The Chicago Sun Times wrote “many of those 313,993 other homeowners without water meters appear to be paying too much for water. And City Hall Knows it.”

I disagree. What the city does know is that 25% of the water pumped out of Lake Michigan, 250,000,000 gallons a day is lost to leaks. Yes that’s 250MILLION with an “M”. Many of those leaks are in homes without water meters. As a plumbing contractor in the City of Chicago it is a challenge sometimes convincing a homeowner to fix a leaky faucet or toilet. If they don’t have a water meter it is cheaper to leave it alone. On the other hand we have had clients that have a water meter, with just one leaking toilet cause their water bill to escalate to over $500.00, now that’s motivation.

It is likely that Mr. DiFoggio has such a low water bill because he is a plumbing contractor. It stands to reason he won’t have any leaking toilets or faucets. It also makes a huge difference that this particular property that the Sun Times has used as an example, although being a very large home has been hardly lived in over the last year.

The city of Chicago would be wise to install water meters but unlike the opinion of the Sun Times the benefit will be the cities. The vast majority of people on estimated bills are paying less than they will when they get a water meter. Now please don’t take this the wrong way. I believe we should all have the meters. First and foremost it will incentivize people to take responsibility for the proper maintenance of their plumbing and save a lot of wasted water. Second it will just be fairer; people will pay for what they use.

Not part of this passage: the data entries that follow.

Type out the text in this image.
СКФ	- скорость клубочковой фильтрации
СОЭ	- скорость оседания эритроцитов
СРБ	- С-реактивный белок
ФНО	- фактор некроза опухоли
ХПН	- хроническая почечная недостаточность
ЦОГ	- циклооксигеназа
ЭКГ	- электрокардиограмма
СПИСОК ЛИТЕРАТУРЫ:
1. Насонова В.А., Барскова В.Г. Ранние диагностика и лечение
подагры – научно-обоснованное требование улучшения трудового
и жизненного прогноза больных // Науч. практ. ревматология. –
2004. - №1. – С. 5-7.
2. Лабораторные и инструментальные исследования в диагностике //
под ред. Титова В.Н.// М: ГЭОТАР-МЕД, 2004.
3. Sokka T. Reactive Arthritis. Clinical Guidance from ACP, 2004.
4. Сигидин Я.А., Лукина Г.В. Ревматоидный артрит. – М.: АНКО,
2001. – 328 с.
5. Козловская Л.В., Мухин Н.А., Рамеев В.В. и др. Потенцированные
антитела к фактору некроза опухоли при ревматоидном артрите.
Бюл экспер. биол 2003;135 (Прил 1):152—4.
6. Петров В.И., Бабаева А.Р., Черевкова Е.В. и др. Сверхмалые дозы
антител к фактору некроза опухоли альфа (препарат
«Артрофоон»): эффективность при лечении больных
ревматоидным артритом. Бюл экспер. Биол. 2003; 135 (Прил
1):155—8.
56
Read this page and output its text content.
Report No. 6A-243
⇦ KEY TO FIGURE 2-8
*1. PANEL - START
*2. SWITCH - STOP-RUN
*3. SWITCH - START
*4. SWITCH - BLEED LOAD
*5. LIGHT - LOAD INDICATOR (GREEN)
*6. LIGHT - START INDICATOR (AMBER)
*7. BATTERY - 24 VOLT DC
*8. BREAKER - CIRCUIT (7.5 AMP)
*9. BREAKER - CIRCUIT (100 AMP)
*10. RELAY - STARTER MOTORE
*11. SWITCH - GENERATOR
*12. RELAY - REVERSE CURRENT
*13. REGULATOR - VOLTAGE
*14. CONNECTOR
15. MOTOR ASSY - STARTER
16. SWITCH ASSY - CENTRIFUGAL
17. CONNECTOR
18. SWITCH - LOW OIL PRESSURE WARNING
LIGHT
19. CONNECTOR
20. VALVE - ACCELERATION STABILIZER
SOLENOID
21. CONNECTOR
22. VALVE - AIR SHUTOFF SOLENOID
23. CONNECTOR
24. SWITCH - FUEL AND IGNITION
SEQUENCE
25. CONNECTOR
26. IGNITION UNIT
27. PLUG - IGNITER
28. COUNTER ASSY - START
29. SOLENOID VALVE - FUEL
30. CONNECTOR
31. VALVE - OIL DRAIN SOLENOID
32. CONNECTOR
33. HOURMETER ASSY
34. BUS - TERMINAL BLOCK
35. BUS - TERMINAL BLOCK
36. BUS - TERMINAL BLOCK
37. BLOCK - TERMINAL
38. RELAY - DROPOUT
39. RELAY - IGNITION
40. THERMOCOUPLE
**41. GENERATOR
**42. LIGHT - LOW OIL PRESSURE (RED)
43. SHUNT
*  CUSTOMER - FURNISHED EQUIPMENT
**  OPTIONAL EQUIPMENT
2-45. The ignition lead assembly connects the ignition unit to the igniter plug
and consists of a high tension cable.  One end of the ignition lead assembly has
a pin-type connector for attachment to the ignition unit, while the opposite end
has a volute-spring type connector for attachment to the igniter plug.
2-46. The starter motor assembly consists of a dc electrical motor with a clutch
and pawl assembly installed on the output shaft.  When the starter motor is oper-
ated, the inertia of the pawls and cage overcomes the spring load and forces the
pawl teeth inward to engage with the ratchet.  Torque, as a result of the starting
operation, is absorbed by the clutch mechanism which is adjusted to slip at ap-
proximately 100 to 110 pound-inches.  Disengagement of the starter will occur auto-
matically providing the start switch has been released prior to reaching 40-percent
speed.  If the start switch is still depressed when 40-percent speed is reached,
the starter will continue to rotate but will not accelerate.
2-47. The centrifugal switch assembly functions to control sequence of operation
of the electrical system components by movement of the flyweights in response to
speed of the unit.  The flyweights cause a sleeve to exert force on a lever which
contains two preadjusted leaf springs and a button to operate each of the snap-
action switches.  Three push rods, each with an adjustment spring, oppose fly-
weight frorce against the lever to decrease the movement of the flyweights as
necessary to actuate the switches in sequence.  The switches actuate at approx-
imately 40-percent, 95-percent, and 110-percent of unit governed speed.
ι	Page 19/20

Lake Michigan is a gift. It is a natural resource that we take for granted. Our lake is being depleted and our underground aquifers are also being depleted. If we don’t all do something soon we will be in a similar situation as California and Nevada. This is a real threat that we could see in our lifetime. I hope and pray the city fast forwards the installation of water meters and that the nearly 8 million people that use Lake Michigan water in the city and suburbs wake up to this reality and begin conserving in their own homes.